It’s only day two and Paris Fashion Week already has a favorite. Last night, using Eiffel tower as a backdrop, Anthony Vaccarello presented YSL Spring 2018 ready-to-wear collection. Striking silhouettes graced the runway while the glittering tower served as the perfect setting for the iconic show. “I want to tell a story of Saint Laurent, of Paris- nothing more than that”, stated Vaccarello humbly before the show. Inspired by the haute couture Yves Saint Laurent designed back in the 1970’s, Vaccarello pays tribute to French national heroes- both the iconic designer and his business partner Pierre Bergé who passed away just weeks ago. I did not love all of the outfits but the ones I did, I did wholeheartedly. It was a journey from Marrakech to Paris, and things picked up on the way. Vaccarello debuted new incarnation of the sparkling, slouchy knee-high YSL boots from last season- low-cut and suede and introduced the IT boots of the season- over-the-knee, high feathered ones, particularly amazing in black.
“That girl of Saint Laurent—she wants to have fun,” designer said. “She’s not depressed. She wants to enjoy life!”

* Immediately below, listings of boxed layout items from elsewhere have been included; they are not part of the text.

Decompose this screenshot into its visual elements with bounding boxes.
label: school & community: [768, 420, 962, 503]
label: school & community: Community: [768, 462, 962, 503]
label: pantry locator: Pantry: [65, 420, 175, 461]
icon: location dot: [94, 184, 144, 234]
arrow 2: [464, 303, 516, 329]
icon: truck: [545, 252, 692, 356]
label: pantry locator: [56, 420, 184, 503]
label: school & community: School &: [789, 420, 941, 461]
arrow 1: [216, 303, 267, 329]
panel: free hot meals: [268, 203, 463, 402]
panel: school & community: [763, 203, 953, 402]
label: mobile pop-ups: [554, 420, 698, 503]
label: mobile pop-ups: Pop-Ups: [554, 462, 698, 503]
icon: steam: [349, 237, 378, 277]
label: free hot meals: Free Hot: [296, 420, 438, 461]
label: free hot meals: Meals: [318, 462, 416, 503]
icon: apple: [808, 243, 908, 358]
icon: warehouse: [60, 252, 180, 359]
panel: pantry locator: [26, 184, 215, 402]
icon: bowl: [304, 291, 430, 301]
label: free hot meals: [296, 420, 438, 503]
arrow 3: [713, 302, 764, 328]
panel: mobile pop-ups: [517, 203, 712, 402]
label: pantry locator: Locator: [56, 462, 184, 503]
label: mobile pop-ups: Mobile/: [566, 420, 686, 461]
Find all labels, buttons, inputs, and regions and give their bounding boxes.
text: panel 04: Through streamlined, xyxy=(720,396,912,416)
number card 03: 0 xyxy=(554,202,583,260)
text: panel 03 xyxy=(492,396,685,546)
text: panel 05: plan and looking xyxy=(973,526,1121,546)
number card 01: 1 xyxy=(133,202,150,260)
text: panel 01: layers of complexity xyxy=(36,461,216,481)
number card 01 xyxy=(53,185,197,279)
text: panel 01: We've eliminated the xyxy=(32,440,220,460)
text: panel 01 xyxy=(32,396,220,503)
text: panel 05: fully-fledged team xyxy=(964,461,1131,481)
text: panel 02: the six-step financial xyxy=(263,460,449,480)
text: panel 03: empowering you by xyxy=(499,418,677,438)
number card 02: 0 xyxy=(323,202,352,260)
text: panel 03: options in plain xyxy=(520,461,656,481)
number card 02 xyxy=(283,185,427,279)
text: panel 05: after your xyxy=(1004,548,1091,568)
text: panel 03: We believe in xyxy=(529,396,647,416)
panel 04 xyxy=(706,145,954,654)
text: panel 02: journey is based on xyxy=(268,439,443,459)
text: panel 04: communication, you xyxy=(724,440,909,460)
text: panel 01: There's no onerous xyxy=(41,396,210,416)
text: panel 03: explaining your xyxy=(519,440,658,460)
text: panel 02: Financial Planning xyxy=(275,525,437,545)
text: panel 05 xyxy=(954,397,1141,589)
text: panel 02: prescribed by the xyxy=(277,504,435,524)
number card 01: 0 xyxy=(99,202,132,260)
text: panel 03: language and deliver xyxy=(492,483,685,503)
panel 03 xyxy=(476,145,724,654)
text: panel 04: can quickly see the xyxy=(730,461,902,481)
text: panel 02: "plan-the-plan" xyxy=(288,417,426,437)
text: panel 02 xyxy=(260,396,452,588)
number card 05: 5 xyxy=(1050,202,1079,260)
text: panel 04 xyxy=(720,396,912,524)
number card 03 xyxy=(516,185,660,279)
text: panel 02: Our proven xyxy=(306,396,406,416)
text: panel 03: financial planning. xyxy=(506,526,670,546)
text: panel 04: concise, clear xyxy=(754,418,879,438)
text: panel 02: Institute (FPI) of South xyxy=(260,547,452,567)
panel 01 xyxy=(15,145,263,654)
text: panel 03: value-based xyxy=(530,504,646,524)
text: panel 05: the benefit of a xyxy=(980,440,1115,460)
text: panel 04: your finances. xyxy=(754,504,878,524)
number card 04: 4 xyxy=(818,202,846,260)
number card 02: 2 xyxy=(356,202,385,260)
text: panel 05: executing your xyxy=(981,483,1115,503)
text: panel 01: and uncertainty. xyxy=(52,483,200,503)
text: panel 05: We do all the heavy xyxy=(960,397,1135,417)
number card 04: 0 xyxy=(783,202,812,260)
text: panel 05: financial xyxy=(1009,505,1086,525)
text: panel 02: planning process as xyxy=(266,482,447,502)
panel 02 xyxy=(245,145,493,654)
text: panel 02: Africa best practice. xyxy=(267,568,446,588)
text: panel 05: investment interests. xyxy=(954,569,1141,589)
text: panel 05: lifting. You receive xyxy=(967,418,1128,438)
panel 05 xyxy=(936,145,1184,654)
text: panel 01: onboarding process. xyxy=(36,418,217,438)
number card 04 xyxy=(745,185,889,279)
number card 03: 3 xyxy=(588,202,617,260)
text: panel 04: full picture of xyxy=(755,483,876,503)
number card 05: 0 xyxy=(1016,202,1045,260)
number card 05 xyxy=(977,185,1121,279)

For the ones old enough to remember fashion history, some of the looks served as a reference to what Saint Laurent was envisioning ahead of the time he was designing for. Ostrich feathers, glitter dresses, duchesse satin are boldly contrasted with tiny shorts and skirts. Floating, billowy-sleeved silk blouses, gold-coin dot printed tulle tops and embroidered sequin dresses serve as a bold statement of leadership and a unique designer vision. Vaccarello envisions brilliance, sexuality and provocation for a new generation of YSL women. He respects the house codes, but introduces his own set of rules. Wearing nothing but a pair of shorts, a bra top, crazy amount of feathers, sky-high stilettos and a giant fluffy blouse, a girl can get away with anything. Since the era of Hedi Slimane, YSL has a stronger, more authoritative attitude. Vaccarello picked up where Slimane left and made a collection of which the late Saint Laurent and Bergé would be proud of- “a tribute to the atelier and to Paris and to that savoir faire”. Parisian chic, indeed.